Historien britannique, germanisant, spécialisé dans l’histoire contemporaine de l’Europe centrale et en particulier de l’Allemagne nazie, la Shoah et la Seconde Guerre mondiale. Auteur entre autres du livre Polska 1939.

L’Occident mobilisait la Pologne au combat sans pour autant bouger le petit doigt pour l’y aider – écrit Roger MOORHOUSE

.La Seconde Guerre mondiale a été le résultat des prétentions et des fausses calculations d’Hitler, doublées de la faiblesse des démocraties occidentales et de l’aversion de Staline pour la préservation du statu quo. Hitler avait toujours voulu annexer les territoires à l’Est et ce qui le retenait c’était d’un côté le traité de Versailles, dont Londres et Paris étaient les garants, et de l’autre, la menace d’une réaction armée de Staline. En 1939, les deux obstacles ont bel et bien été éliminés.

Hitler croyait (et non sans fondement) que les puissances occidentales, en décomposition intérieure, étaient trop faibles pour lui opposer une résistance, une fois sa marche à l’Est commencée. Et il s’est trompé dans ses calculs, car les Français et les Britanniques, bien qu’incapables d’engager leurs forces en Europe de l’Est, ont décidé de défendre la Pologne, du moins déclarativement. La décision de Staline arrivé à la conclusion qu’une révision armée de l’ordre post-versaillais était inévitable ou même attendue, de se mettre d’accord avec Hitler sur le futur partage du butin, a conforté le Führer dans sa conviction que l’Occident n’irait pas à la guerre à cause de la Pologne.

Celle-ci était la cible numéro un de l’expansion allemande car ses frontières renfermaient un territoire prédestiné, dans la vision d’Hitler, à servir d’ « espace vital », le Lebensraum, à la nation allemande. De plus, dans les yeux des Allemands, les Polonais formaient une race inférieure, non seulement en tant que Slaves, mais aussi en tant que nation contaminée – selon l’idéologie raciale d’Hitler – par l’élément juif. Quant à Staline, selon toute vraisemblance, il ne défendrait pas la Pologne devant une agression allemande. Il serait plutôt enclin à se mettre d’accord avec Hitler si seulement cela lui permettait de récupérer les terres perdues par la Russie après la Première Guerre mondiale. Ces circonstances ont scellé le sort de la Pologne, devenue ainsi la première victime du IIIe Reich.

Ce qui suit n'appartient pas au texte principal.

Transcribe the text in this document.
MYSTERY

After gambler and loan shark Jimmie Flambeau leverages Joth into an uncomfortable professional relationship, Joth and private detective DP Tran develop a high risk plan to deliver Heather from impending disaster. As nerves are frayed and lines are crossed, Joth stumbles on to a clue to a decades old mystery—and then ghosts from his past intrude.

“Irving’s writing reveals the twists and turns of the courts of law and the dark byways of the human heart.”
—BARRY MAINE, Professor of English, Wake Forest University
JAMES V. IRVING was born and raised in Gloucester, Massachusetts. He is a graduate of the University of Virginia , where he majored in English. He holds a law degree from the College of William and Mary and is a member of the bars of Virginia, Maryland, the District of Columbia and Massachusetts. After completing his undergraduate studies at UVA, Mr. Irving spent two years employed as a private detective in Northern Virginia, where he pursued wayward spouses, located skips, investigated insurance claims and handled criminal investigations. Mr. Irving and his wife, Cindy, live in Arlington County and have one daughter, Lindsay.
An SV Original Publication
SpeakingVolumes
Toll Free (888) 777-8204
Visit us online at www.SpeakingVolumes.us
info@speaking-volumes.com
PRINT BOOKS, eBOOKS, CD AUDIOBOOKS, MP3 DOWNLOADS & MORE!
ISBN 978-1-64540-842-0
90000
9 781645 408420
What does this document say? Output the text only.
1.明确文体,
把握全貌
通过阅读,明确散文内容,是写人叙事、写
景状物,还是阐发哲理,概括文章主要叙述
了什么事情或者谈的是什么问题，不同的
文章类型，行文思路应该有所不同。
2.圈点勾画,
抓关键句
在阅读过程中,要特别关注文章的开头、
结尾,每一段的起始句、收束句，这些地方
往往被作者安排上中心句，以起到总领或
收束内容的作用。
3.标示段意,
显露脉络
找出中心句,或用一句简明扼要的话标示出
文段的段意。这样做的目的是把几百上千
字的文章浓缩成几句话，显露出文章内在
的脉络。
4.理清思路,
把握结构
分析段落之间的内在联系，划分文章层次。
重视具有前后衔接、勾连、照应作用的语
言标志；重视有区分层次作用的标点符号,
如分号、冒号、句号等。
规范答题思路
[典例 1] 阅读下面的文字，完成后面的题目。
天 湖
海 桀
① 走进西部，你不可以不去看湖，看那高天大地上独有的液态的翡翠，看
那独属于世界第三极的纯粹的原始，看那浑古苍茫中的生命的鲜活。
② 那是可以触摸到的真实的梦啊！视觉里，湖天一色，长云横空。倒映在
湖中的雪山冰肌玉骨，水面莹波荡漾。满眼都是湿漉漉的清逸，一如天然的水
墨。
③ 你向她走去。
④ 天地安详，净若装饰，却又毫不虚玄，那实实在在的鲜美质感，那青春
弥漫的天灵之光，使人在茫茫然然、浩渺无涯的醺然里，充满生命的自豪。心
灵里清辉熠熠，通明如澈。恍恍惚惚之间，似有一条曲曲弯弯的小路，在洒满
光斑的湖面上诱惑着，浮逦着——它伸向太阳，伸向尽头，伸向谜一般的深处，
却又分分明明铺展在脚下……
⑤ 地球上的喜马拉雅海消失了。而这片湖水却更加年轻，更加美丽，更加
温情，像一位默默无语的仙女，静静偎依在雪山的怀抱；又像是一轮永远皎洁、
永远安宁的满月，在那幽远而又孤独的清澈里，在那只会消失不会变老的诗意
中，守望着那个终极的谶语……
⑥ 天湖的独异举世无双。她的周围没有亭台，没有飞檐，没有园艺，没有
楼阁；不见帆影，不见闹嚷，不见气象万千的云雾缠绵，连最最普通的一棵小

Le pacte diabolique» entre Hitler et Staline

.Hitler trouvait les démocraties occidentales tellement faibles qu’il ne cachait même plus son dédain pour elles. Il était convaincu qu’elles abandonneraient les Polonais dès le premier jour du conflit. L’unique chose qu’il appréhendait était la réaction de Staline. Celui-ci, heureusement pour Hitler, partageait sa haine pour l’ordre post-versaillais. La signature du pacte Ribbentrop-Molotov prévoyant, dans un protocole tenu secret, le partage de la Pologne entre le IIIe Reich et l’URSS, rendait la guerre inéluctable. Staline a donc joué le rôle d’auxiliaire d’Hitler alors qu’il était le dernier à pouvoir l’arrêter en août 1939. Il a pourtant préféré l’utiliser à ses propres fins impérialistes.

Le malheureux emplacement de la Pologne sur la carte d’Europe y était pour beaucoup dans cette crise géopolitique. Le pays était bordé de territoires allemands de trois côtés, tout en ayant, à l’Est, une frontière longue et pratiquement indéfendable avec l’URSS. Certains estiment aujourd’hui que la Pologne aurait mieux fait de ne défendre que le cœur de son territoire, abandonnant la frontière occidentale et maintenant ses positions sur la ligne Vistule-Narew. Logique militairement, ce postulat ne tient néanmoins pas compte du contexte politique plus large.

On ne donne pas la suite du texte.